Keine Frage, ökonomisch steht die Bundesrepublik derzeit glänzend da. Die Arbeitslosigkeit liegt unter dem Schnitt der wichtigsten Industrieländer, die Exporte haben nie gekannte Größen erreicht, und bis 2017 erwartet Finanzminister Wolfgang Schäuble einen Überschuss im Bundeshaushalt von neun Milliarden Euro. Kanzlerin Angela Merkel wird nicht müde, dies als große Erfolge der schwarz-gelben Bundesregierung zu verkaufen.

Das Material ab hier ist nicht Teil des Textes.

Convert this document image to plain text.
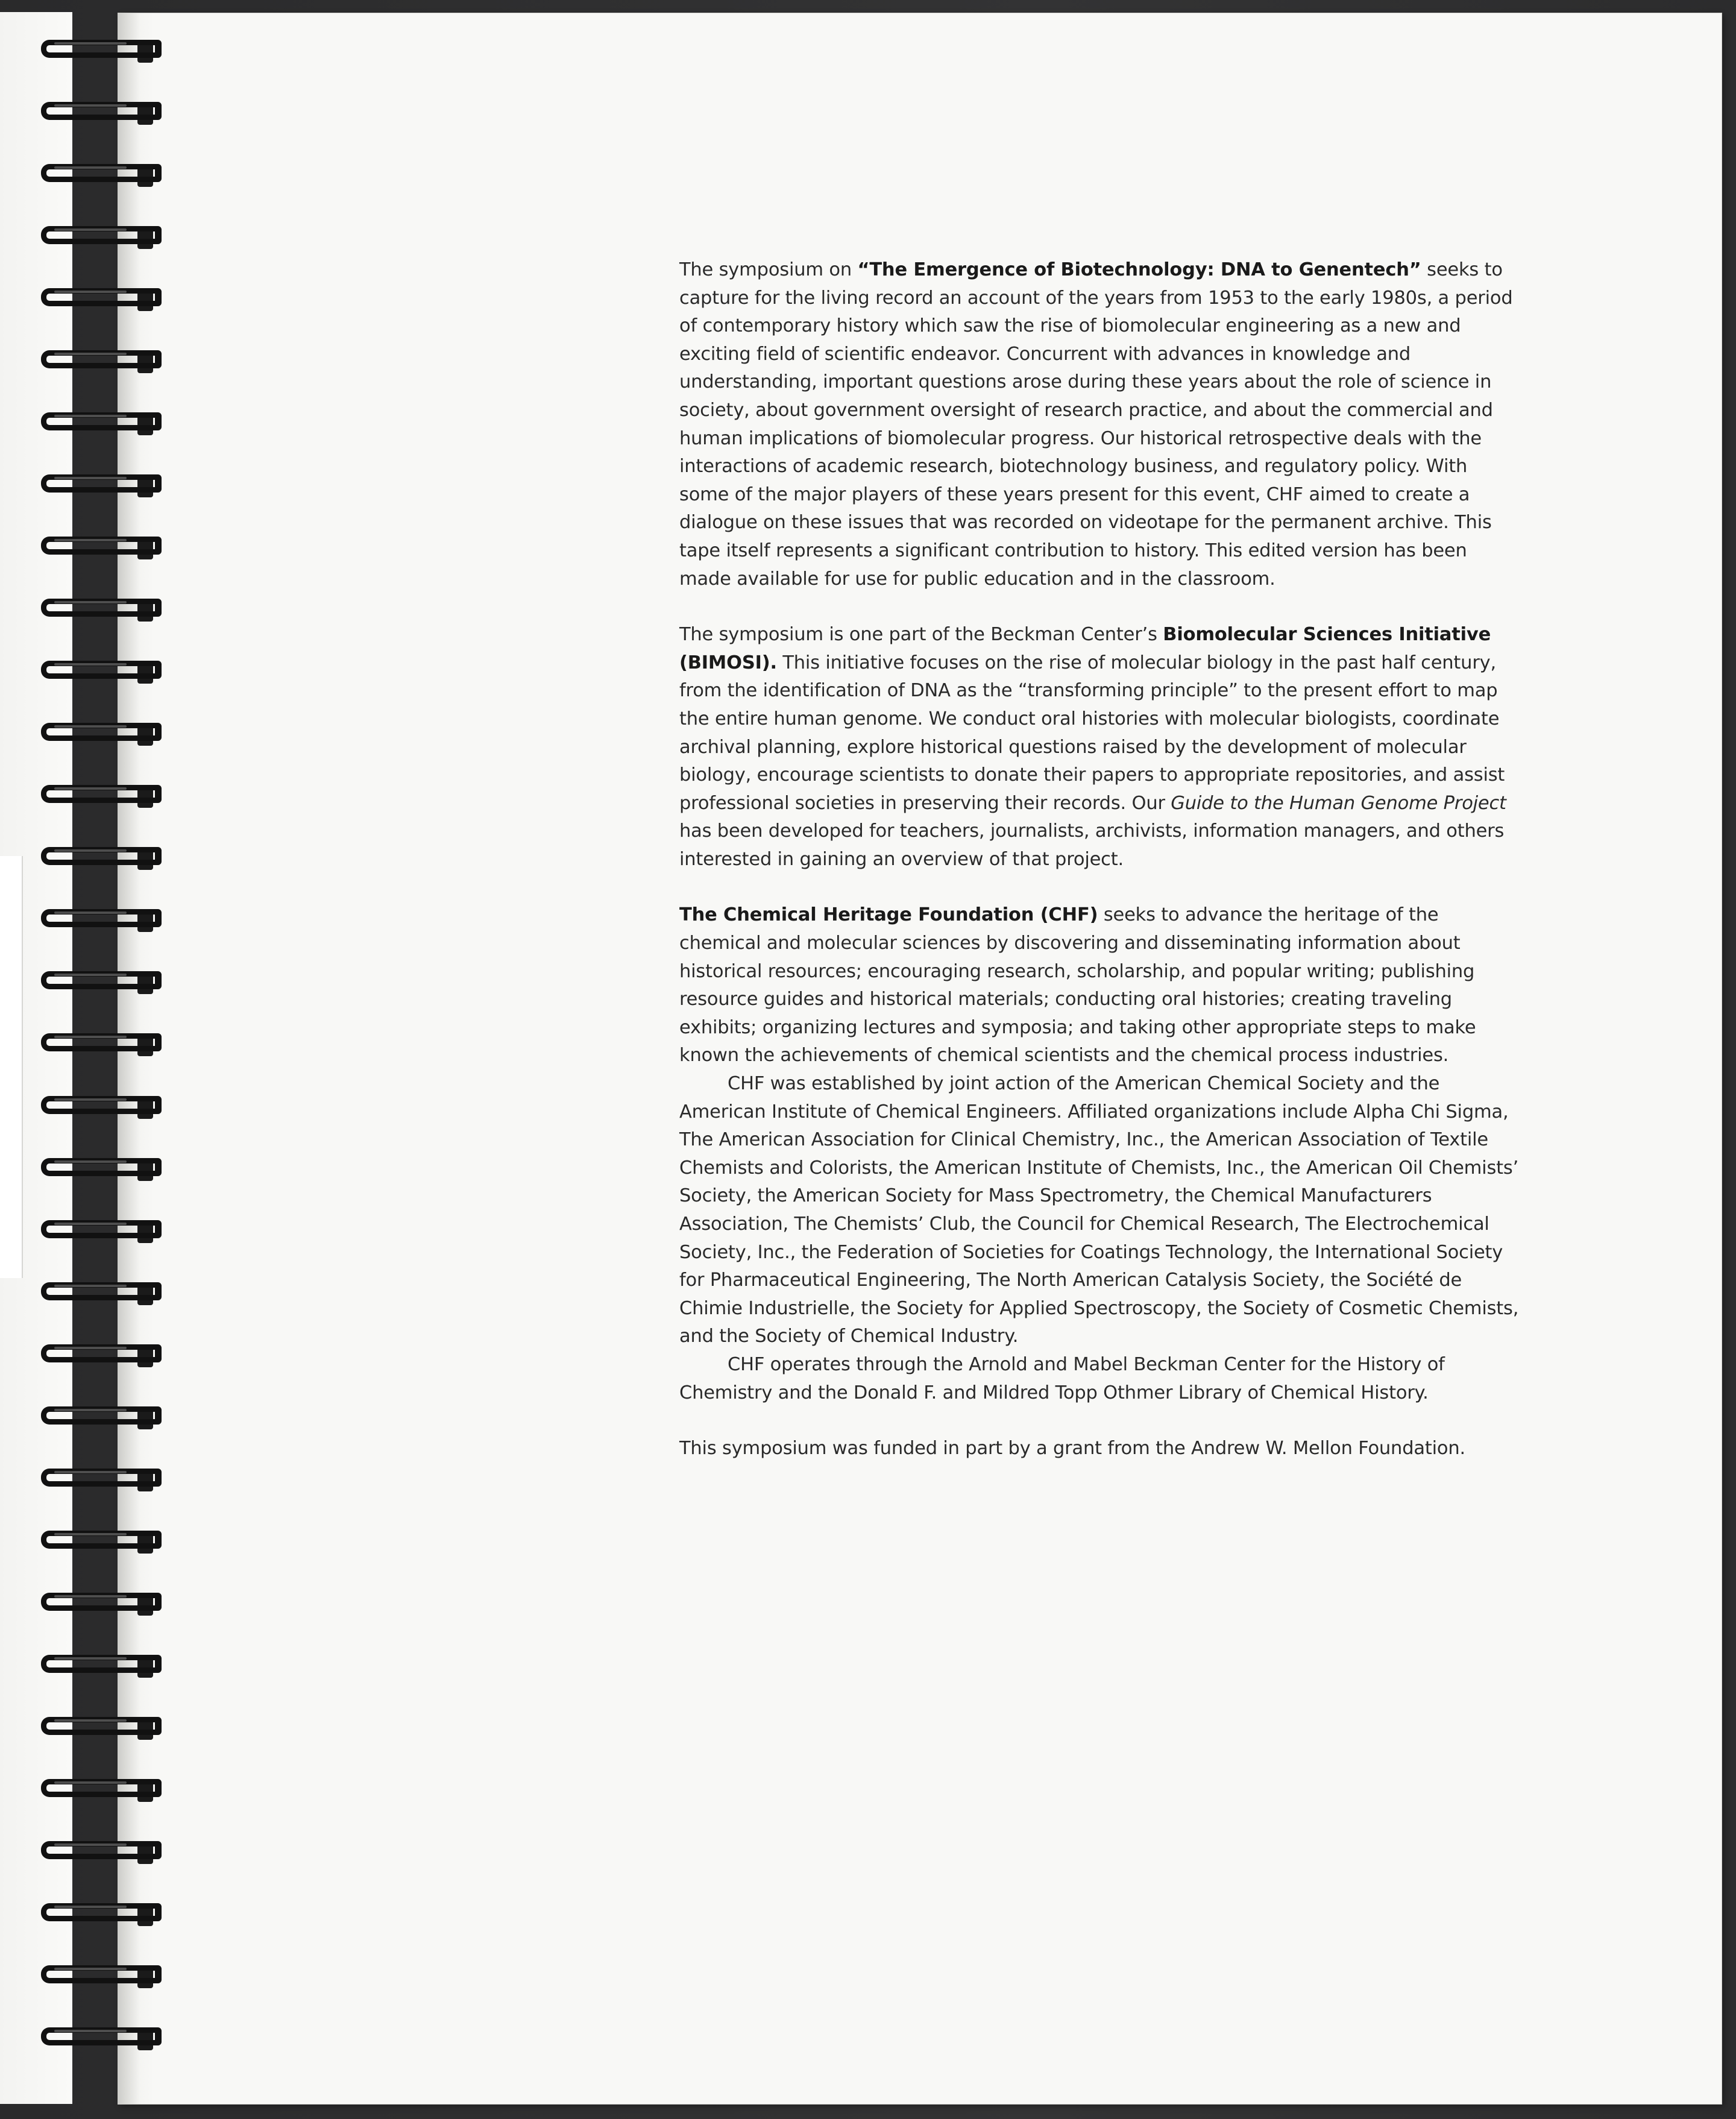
The symposium on “The Emergence of Biotechnology: DNA to Genentech” seeks to capture for the living record an account of the years from 1953 to the early 1980s, a period of contemporary history which saw the rise of biomolecular engineering as a new and exciting field of scientific endeavor. Concurrent with advances in knowledge and understanding, important questions arose during these years about the role of science in society, about government oversight of research practice, and about the commercial and human implications of biomolecular progress. Our historical retrospective deals with the interactions of academic research, biotechnology business, and regulatory policy. With some of the major players of these years present for this event, CHF aimed to create a dialogue on these issues that was recorded on videotape for the permanent archive. This tape itself represents a significant contribution to history. This edited version has been made available for use for public education and in the classroom.

The symposium is one part of the Beckman Center’s Biomolecular Sciences Initiative (BIMOSI). This initiative focuses on the rise of molecular biology in the past half century, from the identification of DNA as the “transforming principle” to the present effort to map the entire human genome. We conduct oral histories with molecular biologists, coordinate archival planning, explore historical questions raised by the development of molecular biology, encourage scientists to donate their papers to appropriate repositories, and assist professional societies in preserving their records. Our Guide to the Human Genome Project has been developed for teachers, journalists, archivists, information managers, and others interested in gaining an overview of that project.

The Chemical Heritage Foundation (CHF) seeks to advance the heritage of the chemical and molecular sciences by discovering and disseminating information about historical resources; encouraging research, scholarship, and popular writing; publishing resource guides and historical materials; conducting oral histories; creating traveling exhibits; organizing lectures and symposia; and taking other appropriate steps to make known the achievements of chemical scientists and the chemical process industries.

CHF was established by joint action of the American Chemical Society and the American Institute of Chemical Engineers. Affiliated organizations include Alpha Chi Sigma, The American Association for Clinical Chemistry, Inc., the American Association of Textile Chemists and Colorists, the American Institute of Chemists, Inc., the American Oil Chemists’ Society, the American Society for Mass Spectrometry, the Chemical Manufacturers Association, The Chemists’ Club, the Council for Chemical Research, The Electrochemical Society, Inc., the Federation of Societies for Coatings Technology, the International Society for Pharmaceutical Engineering, The North American Catalysis Society, the Société de Chimie Industrielle, the Society for Applied Spectroscopy, the Society of Cosmetic Chemists, and the Society of Chemical Industry.

CHF operates through the Arnold and Mabel Beckman Center for the History of Chemistry and the Donald F. and Mildred Topp Othmer Library of Chemical History.

This symposium was funded in part by a grant from the Andrew W. Mellon Foundation.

Aber stimmt das und ist es ausreichend? Tatsächlich hat die bürgerliche Koalition aus Union und FDP in den vergangenen vier Jahren nur wenig für die Zukunft vorgesorgt. Sie hat am Anfang der Legislaturperiode die Bürger um einige Milliarden entlastet, danach reichte es nur für kosmetische Reparaturen. Merkel war mit der Rettung des Euro beschäftigt, Wirtschaftsminister Philipp Rösler und sein Counterpart im Umweltministerium, Peter Altmaier, streiten sich über die Energiewende. Derweil verrottet Deutschlands Infrastruktur, die Spitzenforschung liegt weit hinter der amerikanischen und chinesischen zurück, und auch in der Bildungspolitik erhält Deutschland von der Industrieländerorganisation OECD ständig schlechte Noten. Die Bundesrepublik verlässt sich noch immer ausschließlich auf die Exportlokomotive und die hohe Produktivität ihrer traditionellen Industrie. Derweil vergrößert sich der Abstand in der IT-Technologie zu den führenden Zentren. Außer SAP und Zalando hat Deutschland kein führendes Internet-Unternehmen hervorgebracht.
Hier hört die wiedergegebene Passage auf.